All course materials students receive or to which students have online access are protected by copyright laws. Students may use course materials and make copies for their own use as needed, but unauthorized distribution and/or uploading of materials without the instructor's express permission is strictly prohibited. University Policy AD 40, the University Policy Recording of Classroom Activities and Note Taking Services addresses this issue. Students who engage in the unauthorized distribution of copyrighted materials may be held in violation of the University's Code of Conduct, and/or liable under Federal and State laws.

Counseling and Psychological Services (CAPS)

Many students at Penn State face personal challenges or have psychological needs that may interfere with interfere with their academic progress, social development, or emotional wellbeing. The university offers a variety of confidential services to help you through difficult times, including individual and group counseling, crisis intervention, consultations, online chats, and mental health screenings. These services are provided by staff who welcome all students and embrace a philosophy respectful of clients’ cultural and religious backgrounds, and sensitive to differences in race, ability, gender identity and sexual orientation.

Counseling and Psychological Services (CAPS)
Penn State Crisis Line (24 hours/7 days/week)
Crisis Text Line (24 hours/7 days/week)
Mental Health Services

(814) 863-0395
(877) 229-6400
Text LIONS to 741741

Accommodations for Persons with Disabilities

Penn State welcomes students with disabilities into the University's educational programs. Every Penn State campus has an office for students with disabilities. The Student Disability Resources Web site provides contact information for every Penn State campus. For further information, please visit the Student Disability Resources Web site.

In order to receive consideration for reasonable accommodations, you must contact the appropriate disability services office at the campus where you are officially enrolled, participate in an intake interview, and provide documentation. If the documentation supports your request for reasonable accommodations, your campus's disability services office will provide you with an accommodation letter.

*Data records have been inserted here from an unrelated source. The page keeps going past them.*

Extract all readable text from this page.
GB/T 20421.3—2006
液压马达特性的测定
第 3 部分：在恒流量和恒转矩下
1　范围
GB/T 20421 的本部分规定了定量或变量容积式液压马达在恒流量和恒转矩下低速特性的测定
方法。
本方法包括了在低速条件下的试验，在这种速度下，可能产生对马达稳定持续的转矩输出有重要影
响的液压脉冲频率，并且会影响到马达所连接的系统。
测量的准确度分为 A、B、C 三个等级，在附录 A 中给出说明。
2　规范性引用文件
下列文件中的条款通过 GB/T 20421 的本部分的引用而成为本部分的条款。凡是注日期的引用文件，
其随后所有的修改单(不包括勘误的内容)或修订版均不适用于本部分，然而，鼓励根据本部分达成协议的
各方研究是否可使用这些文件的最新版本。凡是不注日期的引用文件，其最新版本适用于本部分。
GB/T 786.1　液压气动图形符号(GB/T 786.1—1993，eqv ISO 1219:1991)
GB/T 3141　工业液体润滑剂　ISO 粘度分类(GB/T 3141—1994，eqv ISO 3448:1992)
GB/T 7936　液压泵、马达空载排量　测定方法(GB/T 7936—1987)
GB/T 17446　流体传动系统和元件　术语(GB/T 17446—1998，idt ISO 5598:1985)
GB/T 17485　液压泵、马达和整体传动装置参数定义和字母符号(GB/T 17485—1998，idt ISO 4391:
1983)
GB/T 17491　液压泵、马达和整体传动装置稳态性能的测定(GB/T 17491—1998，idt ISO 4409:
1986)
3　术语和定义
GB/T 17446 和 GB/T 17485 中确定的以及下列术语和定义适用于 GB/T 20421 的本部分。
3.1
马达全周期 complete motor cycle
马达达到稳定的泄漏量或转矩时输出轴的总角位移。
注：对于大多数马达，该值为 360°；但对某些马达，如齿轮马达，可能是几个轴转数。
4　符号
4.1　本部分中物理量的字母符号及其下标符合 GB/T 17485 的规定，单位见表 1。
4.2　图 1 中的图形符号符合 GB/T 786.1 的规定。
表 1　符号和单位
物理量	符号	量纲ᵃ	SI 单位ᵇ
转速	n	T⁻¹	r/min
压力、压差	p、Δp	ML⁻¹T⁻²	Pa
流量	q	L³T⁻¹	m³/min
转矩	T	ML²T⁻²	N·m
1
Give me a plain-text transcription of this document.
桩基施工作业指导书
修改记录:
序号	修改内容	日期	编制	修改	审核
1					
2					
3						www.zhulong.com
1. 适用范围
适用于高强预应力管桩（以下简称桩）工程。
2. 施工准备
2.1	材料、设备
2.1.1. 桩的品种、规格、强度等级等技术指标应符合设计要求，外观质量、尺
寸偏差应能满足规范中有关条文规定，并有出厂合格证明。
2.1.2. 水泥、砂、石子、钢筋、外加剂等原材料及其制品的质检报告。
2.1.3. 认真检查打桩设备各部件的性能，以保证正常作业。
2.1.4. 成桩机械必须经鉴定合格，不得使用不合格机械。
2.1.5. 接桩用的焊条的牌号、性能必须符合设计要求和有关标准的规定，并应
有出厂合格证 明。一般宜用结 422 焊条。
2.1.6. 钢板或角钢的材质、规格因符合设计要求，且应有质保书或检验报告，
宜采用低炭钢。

Please share this letter with your instructors and discuss the accommodations with them as early in your courses as possible. You must follow this process for every semester that you request accommodations.

Accommodations for Military Personnel

Veterans and currently serving military personnel and/or spouses with unique circumstances (e.g., upcoming deployments, drill/duty requirements, disabilities, VA appointments, etc.) are welcome and encouraged to communicate these, in advance if possible, to the instructor in the case that special arrangements need to be made.

Use of Trade Names

Where trade names are used, no discrimination is intended and no endorsement by the World Campus, Outreach and Cooperative Extension, the College of Agricultural Sciences, or The Pennsylvania State University is implied.

Subject to Change Statement

Please note that this Course Syllabus is subject to change. Students are responsible for abiding by such changes.